我刚刚看了一个类,我怀疑它的哈希函数。所以我决定用该类型的随机对象填充 HashMap 并测试碰撞次数。我测试了所调查类的两个 hashCode() 实现。因此,我用 groovy 编写了您在底部看到的扩展 HashMap 的 openjdk 实现的类,以计算 HashMap 中的冲突数量(请参阅 countCollidingEntries())。请注意,这些并不是整个哈希的真正冲突,而是保存条目的数组中的冲突。数组索引的计算方式为hash & (length-1) 这意味着该数组的大小越短,发生的冲突就越多。这个数组的大小取决于HashMapinitialCapacityloadFactor(当put()更多时它会增加数据)。

但最后我认为看这些数字没有什么意义。
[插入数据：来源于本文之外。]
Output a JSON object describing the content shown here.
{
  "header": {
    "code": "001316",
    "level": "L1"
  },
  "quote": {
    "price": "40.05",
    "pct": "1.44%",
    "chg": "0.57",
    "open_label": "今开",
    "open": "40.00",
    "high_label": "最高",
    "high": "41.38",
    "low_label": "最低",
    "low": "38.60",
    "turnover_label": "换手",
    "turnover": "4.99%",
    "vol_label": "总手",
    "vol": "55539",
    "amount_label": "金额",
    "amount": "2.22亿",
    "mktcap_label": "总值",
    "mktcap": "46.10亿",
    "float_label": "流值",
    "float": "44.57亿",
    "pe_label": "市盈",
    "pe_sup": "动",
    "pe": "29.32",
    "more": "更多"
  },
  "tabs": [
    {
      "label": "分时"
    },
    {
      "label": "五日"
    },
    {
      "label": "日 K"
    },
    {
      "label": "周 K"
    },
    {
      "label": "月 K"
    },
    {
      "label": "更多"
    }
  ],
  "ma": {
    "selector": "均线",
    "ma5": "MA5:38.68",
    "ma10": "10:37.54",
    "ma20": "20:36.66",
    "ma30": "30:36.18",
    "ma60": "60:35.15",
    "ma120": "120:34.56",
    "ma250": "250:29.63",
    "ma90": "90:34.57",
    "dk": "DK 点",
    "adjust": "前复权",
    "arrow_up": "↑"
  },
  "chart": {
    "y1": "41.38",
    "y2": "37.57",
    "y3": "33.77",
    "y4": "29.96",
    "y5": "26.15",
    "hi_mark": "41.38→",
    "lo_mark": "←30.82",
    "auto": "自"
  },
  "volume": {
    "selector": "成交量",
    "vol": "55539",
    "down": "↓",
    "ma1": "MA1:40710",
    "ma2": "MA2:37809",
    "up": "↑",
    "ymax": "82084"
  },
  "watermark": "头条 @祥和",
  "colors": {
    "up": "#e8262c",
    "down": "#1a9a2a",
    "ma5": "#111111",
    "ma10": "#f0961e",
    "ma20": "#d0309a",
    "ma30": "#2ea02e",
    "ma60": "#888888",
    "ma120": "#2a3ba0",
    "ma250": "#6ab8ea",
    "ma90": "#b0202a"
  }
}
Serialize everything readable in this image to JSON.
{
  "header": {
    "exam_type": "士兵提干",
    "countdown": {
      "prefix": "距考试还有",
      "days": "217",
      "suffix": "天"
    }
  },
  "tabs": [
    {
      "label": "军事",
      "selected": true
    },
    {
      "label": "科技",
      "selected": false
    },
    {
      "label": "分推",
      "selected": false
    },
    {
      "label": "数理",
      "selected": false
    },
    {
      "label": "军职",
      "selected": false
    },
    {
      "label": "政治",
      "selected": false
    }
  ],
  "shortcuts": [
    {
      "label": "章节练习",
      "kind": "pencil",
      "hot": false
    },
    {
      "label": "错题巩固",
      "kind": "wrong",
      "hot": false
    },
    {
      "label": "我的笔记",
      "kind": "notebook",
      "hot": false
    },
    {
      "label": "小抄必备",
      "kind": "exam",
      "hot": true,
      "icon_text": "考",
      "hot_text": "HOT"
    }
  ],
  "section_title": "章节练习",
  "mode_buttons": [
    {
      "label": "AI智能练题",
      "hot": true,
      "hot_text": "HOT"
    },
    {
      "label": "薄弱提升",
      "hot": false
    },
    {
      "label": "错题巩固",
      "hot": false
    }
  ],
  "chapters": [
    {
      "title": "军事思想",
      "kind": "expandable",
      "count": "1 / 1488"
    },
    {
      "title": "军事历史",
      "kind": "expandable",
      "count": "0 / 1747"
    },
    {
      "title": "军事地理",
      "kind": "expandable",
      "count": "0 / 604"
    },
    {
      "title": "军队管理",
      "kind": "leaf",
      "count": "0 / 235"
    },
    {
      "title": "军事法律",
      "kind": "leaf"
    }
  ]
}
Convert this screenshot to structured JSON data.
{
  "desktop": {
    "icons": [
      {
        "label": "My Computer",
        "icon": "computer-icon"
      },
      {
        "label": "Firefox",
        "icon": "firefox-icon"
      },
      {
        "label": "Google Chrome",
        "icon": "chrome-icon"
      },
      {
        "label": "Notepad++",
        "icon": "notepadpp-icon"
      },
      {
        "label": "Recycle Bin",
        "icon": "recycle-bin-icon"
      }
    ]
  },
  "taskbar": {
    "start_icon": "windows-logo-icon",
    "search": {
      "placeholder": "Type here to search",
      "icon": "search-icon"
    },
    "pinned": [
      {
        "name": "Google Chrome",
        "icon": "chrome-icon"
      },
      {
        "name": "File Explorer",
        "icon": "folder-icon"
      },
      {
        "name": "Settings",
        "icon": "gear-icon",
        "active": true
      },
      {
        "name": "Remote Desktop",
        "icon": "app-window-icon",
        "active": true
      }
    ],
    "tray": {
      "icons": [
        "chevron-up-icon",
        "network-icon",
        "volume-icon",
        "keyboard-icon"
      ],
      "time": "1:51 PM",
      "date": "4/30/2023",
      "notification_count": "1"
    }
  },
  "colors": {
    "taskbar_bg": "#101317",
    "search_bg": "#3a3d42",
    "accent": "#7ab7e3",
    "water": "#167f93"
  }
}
事实上,如果 hashCode() 方法不好,HashMap 就会变慢,这意味着只需对 Map 中数据的插入和检索进行基准测试,您就可以有效地知道哪种 hashCode() 实现更好。

public class TestHashMap extends HashMap {

   public TestHashMap(int size) {
      super(size);
   }

   public TestHashMap() {
      super();
   }

   public int countCollidingEntries() {
      def fs = this.getClass().getSuperclass().getDeclaredFields();
      def table;
      def count =0 ;
      for ( java.lang.reflect.Field field: fs ) {
         if (field.getName() == "table") {
            field.setAccessible(true);
            table = field.get(super);
            break;
         }
      }
      for(Object e: table) {
         if (e != null) {
            while (e.next != null) {
               count++
               e = e.next;
            }
         }
      }
      return count;
   }
}

The other two answers I see a good IMO but I just wanted to share that the best way to test how well your hashCode() behaves in a HashMap is to actually generate a big number of objects from your class, put them in the particular HashMap implementation as the key and test CPU and memory load. 1 or 2 million entries are a good number to measure but you get best results if you test with your anticipated Map sizes.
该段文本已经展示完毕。